Users in certain Facebook groups didn’t want their participation broadcasted on some of their friend’s pages as they wanted to keep some things private e.g. their sexual orientation.
Now individuals are not able to choose what they want to expose they have to choose what they want to hide.
It’s very common to have hundreds of friends on Facebook, however these people are not necessarily close friends and you hardly want to keep up with the lives of all these people. Facebook however assumes that all ‘Friends’ are friends even though most people only have these ‘Friends’ as a handy address book.
News Feeds do not distinguish between your address book friends and the friends you talk to on a daily basis.

News Feeds may even prove to be bad for people as most people want to keep up with the details of interesting people just because they can. Our biological programming makes us believe that people who share personal details are indicating trust while hardly even knowing these people.
Mark Zuckerberg has said though that his goal is to help people to share information more efficiently and News Feeds helps to achieve this without comprising privacy in the process. This is true, but privacy isn’t simply about what people can see it’s a sense of control over information, who can see this information and how people experience their relationship with others and with information. Privacy is a privilege that must be protected in order for it to exist.
‘Information is not private because no one knows it, it is private because the knowing is limited and controlled’.
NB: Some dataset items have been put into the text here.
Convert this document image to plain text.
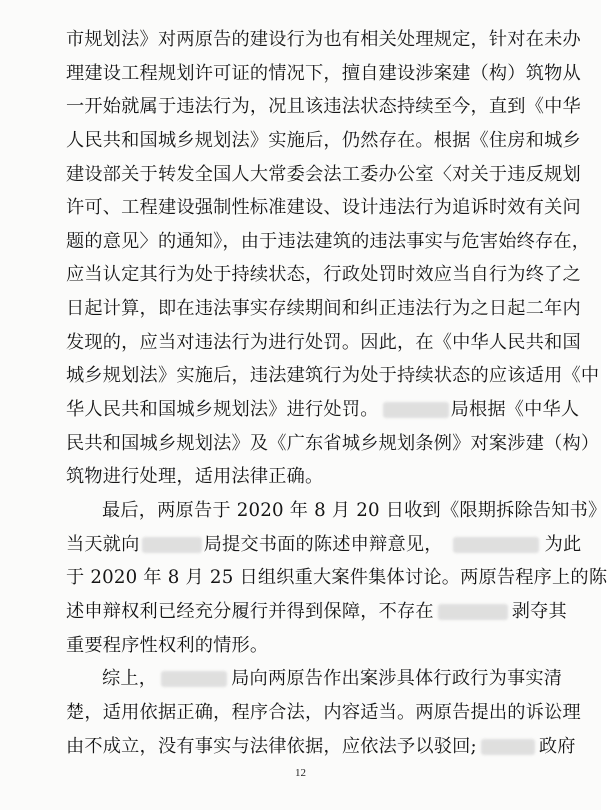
市规划法》对两原告的建设行为也有相关处理规定，针对在未办
理建设工程规划许可证的情况下，擅自建设涉案建（构）筑物从
一开始就属于违法行为，况且该违法状态持续至今，直到《中华
人民共和国城乡规划法》实施后，仍然存在。根据《住房和城乡
建设部关于转发全国人大常委会法工委办公室〈对关于违反规划
许可、工程建设强制性标准建设、设计违法行为追诉时效有关问
题的意见〉的通知》，由于违法建筑的违法事实与危害始终存在，
应当认定其行为处于持续状态，行政处罚时效应当自行为终了之
日起计算，即在违法事实存续期间和纠正违法行为之日起二年内
发现的，应当对违法行为进行处罚。因此，在《中华人民共和国
城乡规划法》实施后，违法建筑行为处于持续状态的应该适用《中
华人民共和国城乡规划法》进行处罚。	局根据《中华人
民共和国城乡规划法》及《广东省城乡规划条例》对案涉建（构）
筑物进行处理，适用法律正确。
最后，两原告于 2020 年 8 月 20 日收到《限期拆除告知书》
当天就向	局提交书面的陈述申辩意见，	为此
于 2020 年 8 月 25 日组织重大案件集体讨论。两原告程序上的陈
述申辩权利已经充分履行并得到保障，不存在	剥夺其
重要程序性权利的情形。
综上，	局向两原告作出案涉具体行政行为事实清
楚，适用依据正确，程序合法，内容适当。两原告提出的诉讼理
由不成立，没有事实与法律依据，应依法予以驳回;	政府
12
When visiting someone’s page you could see information in context, when actions and parts of conversations were posted on News Feeds these were taken out of context and made too visible.

With a few adjustments however Facebook managed to convince their users that the advantages of News Feeds outweighed the privacy disadvantages. Users eventually adjusted to News Feeds and began making actions so that they could be broadcast on their friends News Feeds.